Vorlage zum EuGH: Geschäftsführerhaftung für gegen das Unternehmen verhängte Kartellbußgelder
Der BGH hat den EuGH um Klärung gebeten, ob Unternehmen ihre Geschäftsführer für Kartellbußgelder in Regress nehmen können. Dies könnte den Zweck der gegen Unternehmen verhängten Verbandsbußgelder unterlaufen, deutet der BGH an und zieht eine Parallele zum Steuerrecht.
Geschäftsführer und Vorstand müssen bei ihrer Geschäftsführung die Sorgfalt eines ordentlichen und gewissenhaften Geschäftsleiters walten lassen, § 43 Abs. 1 GmbHG und § 93 Abs. 1 Satz 1 AktG. Im Falle einer schuldhaften Pflichtverletzung, etwa eines Kartellrechtsverstoßes, sind sie zum Ersatz des daraus entstehenden Schadens verpflichtet, § 43 Abs. 2 GmbHG, § 93 Abs. 2 Satz 1 AktG.
Hingegen ist umstritten, ob ein gegen das Unternehmen verhängtes Kartellbußgeld im Rahmen des Innenregresses von der Geschäftsleitung zu erstatten ist. Dies wird teilweise bejaht, wenn ein vom Leitungsorgan verschuldeter Kartellrechtsverstoß ursächlich für das verhängte Bußgeld war, sodass das Bußgeld auch einen Schaden i. d. S. darstellt. Nach anderer Auffassung überlagert das Kartellbußgeldrecht sowie Sinn und Zweck der Verbandsbuße als Sanktionierung den gesellschaftsrechtlichen Innenregress.
Im Streitfall hatte sich ein Geschäftsführer einer GmbH, der zugleich auch Vorstandsvorsitzender einer AG aus derselben Unternehmensgruppe war, an einem verbotenen Preiskartell beteiligt (Art. 101 AEUV). Daraufhin verhängte das Bundeskartellamt Bußgelder gegen die GmbH und gegen den Geschäftsführer persönlich. Die GmbH verlangt nun von ihrem ehemaligen Geschäftsführer die Erstattung des Bußgelds und die AG den Ersatz der zur Abwehr des Bußgelds entstandenen IT- und Anwaltskosten.

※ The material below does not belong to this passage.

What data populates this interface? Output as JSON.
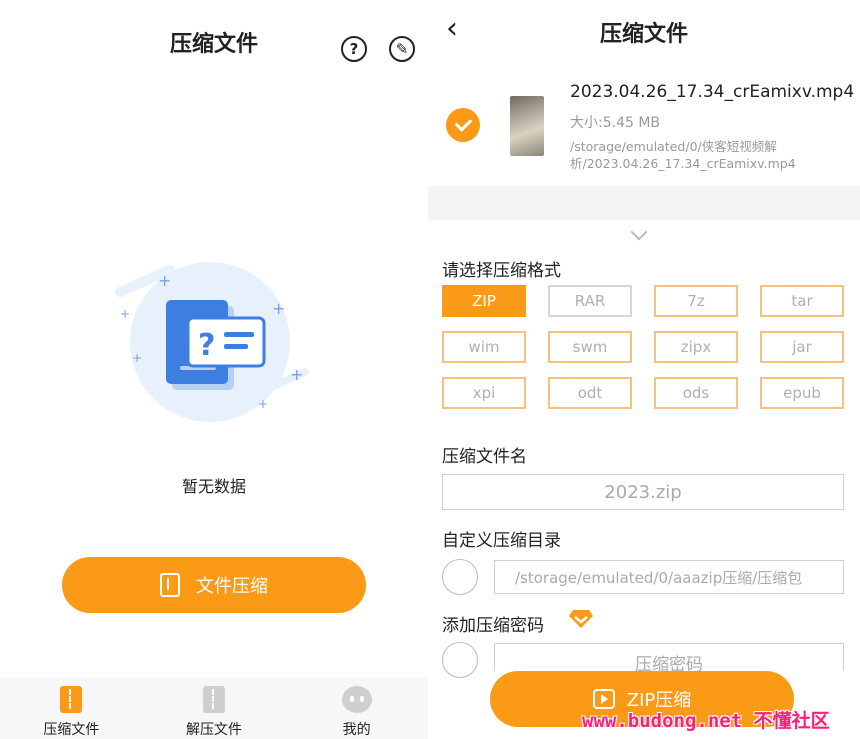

In den Vorinstanzen wurde die Auffassung vertreten, dass eine den Innenregress ausschließende teleologische Reduktion der §§ 43 Abs. 2 GmbHG und § 93 Abs. 2 Satz 1 AktG vorzunehmen sei, weil durch die Unternehmensgeldbuße gerade das Vermögen der Gesellschaft nachhaltig getroffen werden solle. Dies ist laut BGH umstritten.
Der BGH bejaht zwar dem Grunde nach einen Innenregress bei Unternehmensgeldbußen, allerdings könnten kartellrechtliche Besonderheiten ein Abweichen von diesem Ergebnis bewirken. Für die Beantwortung der Frage sei insb. erheblich, ob das Unionsrecht eine einschränkende Auslegung des § 43 Abs. 2 GmbHG und § 93 Abs. 2 Satz 1 AktG gebietet, weswegen der BGH die Frage dem EuGH mit Vorlagebeschluss vom 11.02.2025 (Az. KZR 74/23) zur Vorabentscheidung vorlegte. Demnach könnte eine vollständige oder teilweise Entlastung die unionsrechtlich gebotene Abschreckungsfunktion vor künftigen Wettbewerbsrechtsverletzungen beeinträchtigen. Nun soll der EuGH Klarheit schaffen.
Hinweis: Der BGH zieht vorausschauend eine Parallele zum Steuerrecht. So habe der EuGH bereits zu erkennen gegeben, dass eine Geldbuße sehr viel von ihrer Wirksamkeit einbüßen kann, wenn das betroffene Unternehmen berechtigt wäre, sie auch nur teilweise steuerlich abzusetzen. In Anbetracht dessen sei es wahrscheinlich, dass aus dieser Position des EuGH auch eine einschränkende Auslegung der Haftungstatbestände von Geschäftsleitern folgt, da sonst der Zweck der kartellrechtlichen Geldbuße maßgeblich beeinträchtigt sei.